Saat ini malam seakan menarik sedikit terlalu ketat selimut hitamnya yang berpola bintang-bintang kecil, menjadikan hawa sedikit gerah dan lembab oleh keringat. Hanya tersisa sedikit lubang yang melengkungkan sebuah senyuman lebar bercahaya kekuningan di atas sana. Berjuta prajurit nyamuk melayang-layang bersama tiupan hangat angin kipas angin sambil memilih kulit mana yang tepat untuk mereka menyuntikkan jarumnya lalu mengisi perutnya dengan darah segar. Dalam kegerahan yang sunyi ini waktu seakan berjalan lebih lambat. Massa udara seakan menjadi lebih padat, sehingga setiap udara yang terhirup, memenuhi dadaku seperti cairan jelly yang belum membeku. Sambil duduk, tanpa sadar setetes demi setetes keringatku meluncur berbalapan mengunakan seluruh tubuhku sebagai sirkuitnya.

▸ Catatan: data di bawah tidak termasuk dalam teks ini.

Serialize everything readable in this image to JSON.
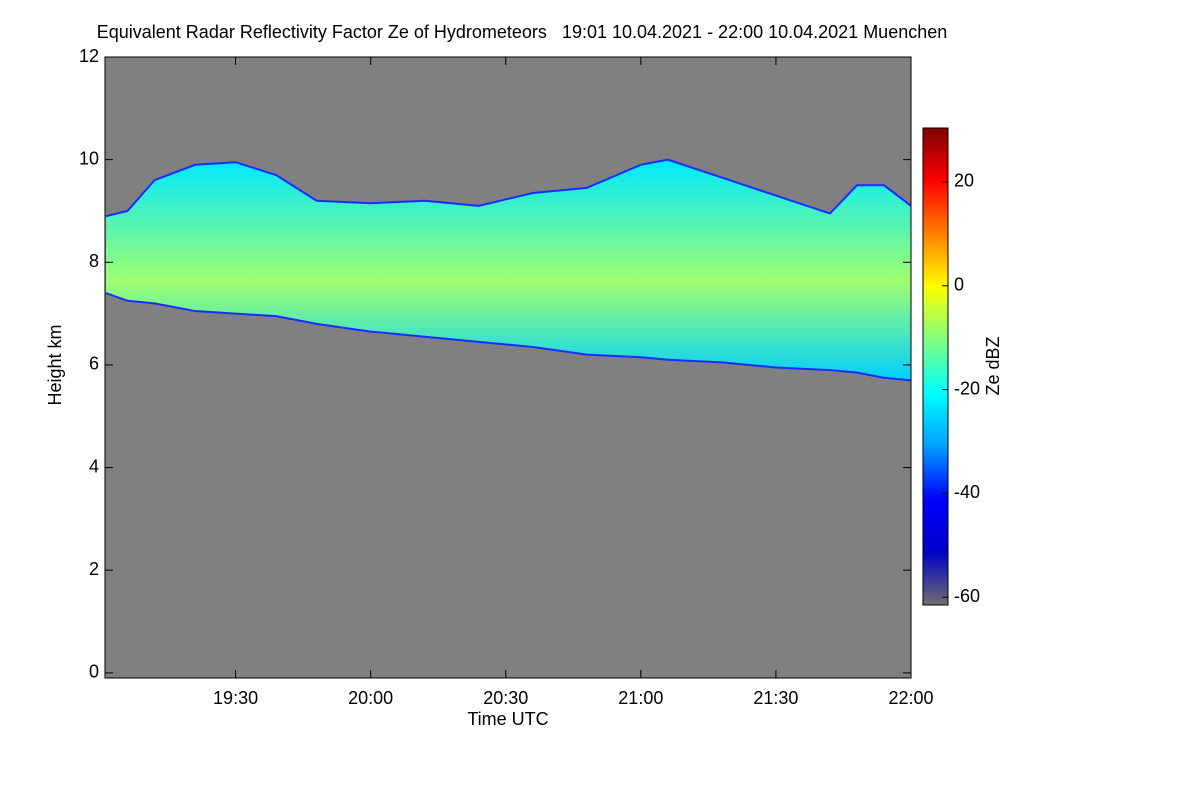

Lelah pun singgah lebih cepat dan hanya dengungan sayap nyamuk di telinga, sentuhan kaki-kaki halusnya dan perasaan tak rela menghidangkan darahku demi mendukung eksistensi mereka di dunia, yang membuatku kuat terus terjaga.
Tiba-tiba sekelibat pikiran menghampiri diri, apakah bumi sedang sakit, terserang flu mungkin, sehingga malam menyelimutinya sedemikian rapat. Lalu pesawat televisi di ruang tamuku menjawab dengan mengabarkan tentang melernya Lumpur dari hidung bumi tanpa terbendung terus menerus, lalu badai bersin yang memporak-porandakan rumah dan kehidupan di beberapa belahan dunia, lalu ada panas tinggi yang melumerkan es di kedua ujung dunia. Meninggalkan rintihan sedih beruang kutub yang kehilangan tempat berpijak dan bermain dengan anak-anaknya. Dan aku menjadi yakin kalau memang bumi sedang sakit, bahkan lebih parah dari apa yang sedang kubayangkan. Wabahnya menjalar, berbalik menyerang si virus itu sendiri. Namun tanpa disangka sebagian kecil dari bermilyar virus itu sadar dan berubah menjadi antibodi bumi, tapi sebagian besanya terus menikmati peran sebagai sang penghancur.
Menjadi bagian besar penghancur yang pelan-pelan pasti menghancurkan diri sendiri atau menjadi bagian kecil yang mampu membawa perbedaan besar dalam menyemaikan harapan bagi tawa lugu kehidupan yang hidup di balik kabut masa depan. Di manakah nurani anda berpijak?